Ludwig, T., Wu, C., & Schulz, E. (2022). Connecting Exploration, Generalization, and Planning in Correlated Trees. In J. Culbertson, A. Perfors, H. Rabagliati, & V. Ramenzoni (Eds.), 44th Annual Meeting of the Cognitive Science Society (CogSci 2022): Cognitive Diversity (pp. 2940-2946).


Cite as: https://hdl.handle.net/21.11116/0000-000A-0825-4
Abstract
Human reinforcement learning (RL) is characterized by different challenges. Exploration has been studied extensively in multi-armed bandits, while planning has been investigated in multi-step decision tasks.

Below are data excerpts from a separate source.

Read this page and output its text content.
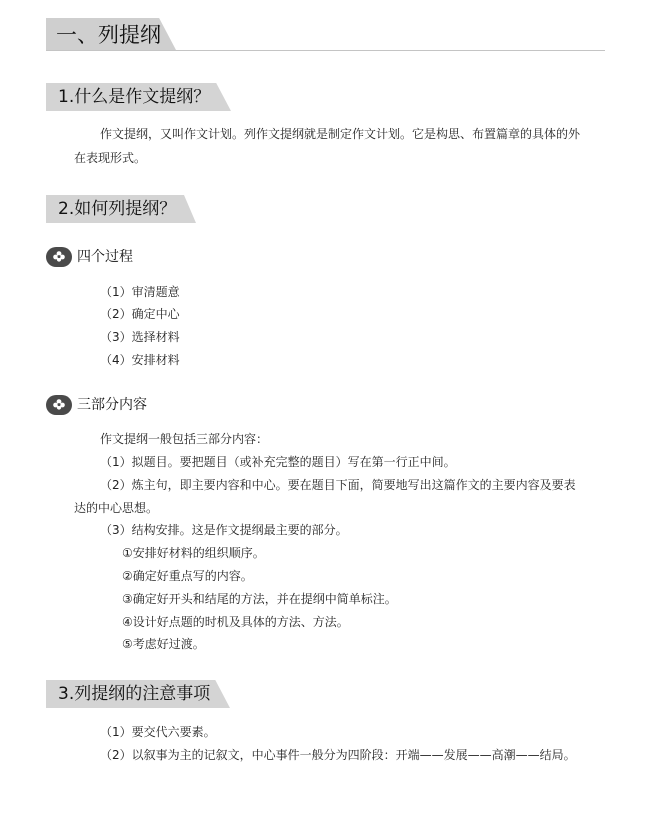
一、列提纲
1.什么是作文提纲？
作文提纲，又叫作文计划。列作文提纲就是制定作文计划。它是构思、布置篇章的具体的外
在表现形式。
2.如何列提纲？
四个过程
（1）审清题意
（2）确定中心
（3）选择材料
（4）安排材料
三部分内容
作文提纲一般包括三部分内容：
（1）拟题目。要把题目（或补充完整的题目）写在第一行正中间。
（2）炼主句，即主要内容和中心。要在题目下面，简要地写出这篇作文的主要内容及要表
达的中心思想。
（3）结构安排。这是作文提纲最主要的部分。
①安排好材料的组织顺序。
②确定好重点写的内容。
③确定好开头和结尾的方法，并在提纲中简单标注。
④设计好点题的时机及具体的方法、方法。
⑤考虑好过渡。
3.列提纲的注意事项
（1）要交代六要素。
（2）以叙事为主的记叙文，中心事件一般分为四阶段：开端——发展——高潮——结局。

More recent work added structure >to bandits to study generalization. However, most studies focus on a single aspect of learning, making it hard to compare and integrate results. Here, we propose a generative model for constructing Correlated Trees, which provide a unified and scalable method for studying exploration, planning, and generalization in a single task. In an online experiment, we found that, when provided, people use structure to generalize and perform uncertainty-directed exploration, with structure helping more in larger environments. In environments without structure, exploration becomes more random and more planning is needed. All behavioral effects are captured in a single model with recoverable parameters. In conclusion, our results connect past research on human RL in one framework using Correlated Trees.